Zooming into a new business life

People who have never done so before have now learned to use online meeting apps, or at least join online meetings. Photo taken from blog.zoom.us -
People who have never done so before have now learned to use online meeting apps, or at least join online meetings. Photo taken from blog.zoom.us -

Dodging around the many and various disadvantages of the pandemic and, yes, I must admit, even among the lockdowns of one sort or another, much to my own surprise I have begun to realise that there have been distinct benefits arising out of the covid19 pandemic. Benefits so distinct that never will there be a return to “life as usual,” if you are referring to business life. Not ever.

There is appearing a kind of forced evolution. As with all evolving traits, it has been uneven and still developing, but it cannot be questioned.

First was the use of technology. When e-mail was introduced years ago, it changed the speed and urgency with which we had to respond to business requests. Where previously a query could be received, pondered upon for a few days while it rested in its appointed place at the bottom of the pile and responded to within a week, with e-mail, the new standard of efficiency, clients and customers wanted an answer within 24 hours at most. It improved customer service standards markedly.

This time it has been communications technology. Senior executives who have never done it before have now learned how to Zoom, or at least to join a Zoom meeting. New jobs have been created for admin assistants who can Zoom-master a meeting…every office needs at least one.

We are told that for every new skill we learn our brain capacity expands. What the dreaded shutdown of schools has done is to push another generation still in primary school beyond the two previous generations by requiring skills that will or have already outshone those of their parents and grandparents. A consultation with a seven-year-old has revealed that she now uses not only Zoom but Google Classroom, Google Meeting and something called SeeSaw – not the outdoors one that is featured in the comic pages in the press. The computer one. She is seven years old, for goodness' sake!

Jeremiah Auguste, a grade three Maria Regina student, looks up for a moment during an online class at his Belmont home. Photo courtesy Sasha Creed -

Her mother, in addition to Excel and all the other computer programmes that are taken for granted, uses Zoom, of course, and Skype for Business, which I am fond of, but which seems to be going out of favour, and Microsoft Teams which is very useful as well. The Gotomeetings App is being used less often now, although it is still popular with some companies.

The larger, more sophisticated firms have invested vast sums in developing their own apps which vary in quality, but are growing, changing, evolving, becoming outdated and being re-visited.

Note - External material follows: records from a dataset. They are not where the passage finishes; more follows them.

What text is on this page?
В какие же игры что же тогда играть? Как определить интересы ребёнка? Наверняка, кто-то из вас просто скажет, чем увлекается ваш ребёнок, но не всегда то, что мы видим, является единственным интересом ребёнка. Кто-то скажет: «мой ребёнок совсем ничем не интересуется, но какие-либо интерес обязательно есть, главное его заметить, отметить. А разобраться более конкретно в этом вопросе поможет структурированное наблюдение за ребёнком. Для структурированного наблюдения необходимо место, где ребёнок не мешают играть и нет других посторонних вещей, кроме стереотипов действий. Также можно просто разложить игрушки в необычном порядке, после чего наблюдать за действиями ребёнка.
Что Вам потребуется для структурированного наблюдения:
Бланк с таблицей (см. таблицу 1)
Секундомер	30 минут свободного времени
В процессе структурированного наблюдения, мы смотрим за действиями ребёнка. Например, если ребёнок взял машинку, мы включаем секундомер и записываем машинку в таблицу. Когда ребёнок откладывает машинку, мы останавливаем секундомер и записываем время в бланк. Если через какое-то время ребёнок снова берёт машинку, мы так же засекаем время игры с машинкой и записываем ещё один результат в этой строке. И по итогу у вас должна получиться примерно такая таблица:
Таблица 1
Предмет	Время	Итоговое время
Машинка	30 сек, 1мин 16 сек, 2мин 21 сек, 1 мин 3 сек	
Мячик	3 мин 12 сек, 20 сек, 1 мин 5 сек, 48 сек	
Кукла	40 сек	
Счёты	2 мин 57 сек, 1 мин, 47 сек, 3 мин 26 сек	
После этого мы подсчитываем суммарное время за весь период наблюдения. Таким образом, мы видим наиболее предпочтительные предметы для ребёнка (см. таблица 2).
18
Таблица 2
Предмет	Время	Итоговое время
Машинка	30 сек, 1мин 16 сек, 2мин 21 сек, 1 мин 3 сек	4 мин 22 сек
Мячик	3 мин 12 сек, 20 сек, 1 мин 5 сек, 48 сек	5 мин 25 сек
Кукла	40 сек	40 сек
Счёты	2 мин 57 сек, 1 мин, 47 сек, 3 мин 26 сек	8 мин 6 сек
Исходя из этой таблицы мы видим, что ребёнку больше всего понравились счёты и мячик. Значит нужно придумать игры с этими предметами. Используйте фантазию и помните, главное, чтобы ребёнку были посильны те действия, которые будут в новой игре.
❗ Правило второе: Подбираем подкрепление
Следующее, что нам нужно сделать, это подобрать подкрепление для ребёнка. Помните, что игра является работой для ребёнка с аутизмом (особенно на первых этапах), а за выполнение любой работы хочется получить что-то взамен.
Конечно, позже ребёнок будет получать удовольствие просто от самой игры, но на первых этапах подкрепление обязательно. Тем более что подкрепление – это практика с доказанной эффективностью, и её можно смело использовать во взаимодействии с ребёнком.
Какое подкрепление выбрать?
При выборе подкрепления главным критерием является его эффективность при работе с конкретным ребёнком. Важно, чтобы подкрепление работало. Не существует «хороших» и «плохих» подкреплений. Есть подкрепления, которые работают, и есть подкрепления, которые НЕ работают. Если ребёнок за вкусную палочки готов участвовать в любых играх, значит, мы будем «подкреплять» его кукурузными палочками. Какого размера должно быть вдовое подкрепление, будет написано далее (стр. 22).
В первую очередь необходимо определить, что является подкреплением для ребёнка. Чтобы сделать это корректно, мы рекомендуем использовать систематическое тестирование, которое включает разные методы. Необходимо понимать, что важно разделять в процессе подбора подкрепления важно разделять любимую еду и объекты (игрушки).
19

For those of us who miss the social contact, which has been the downside that everybody complains of, there is a new app called STACK that I am told makes up for that combining social contact, phone calls, sharing files, team work, moving from virtual room to virtual room (like Zoom does) and building in coffee breaks.

Architects and building contractors use 3D apps, legal professionals use apps like JURIS and ROSS that comb through massive data banks to get facts about cases that happened ten years ago in other jurisdictions. Industrial relations professionals use similar data-based apps that do the same thing when it comes to referencing tribunal and court awards throughout the Commonwealth.

Such technology costs money but performance quality and successful outcomes have leapt ahead by centuries as a result.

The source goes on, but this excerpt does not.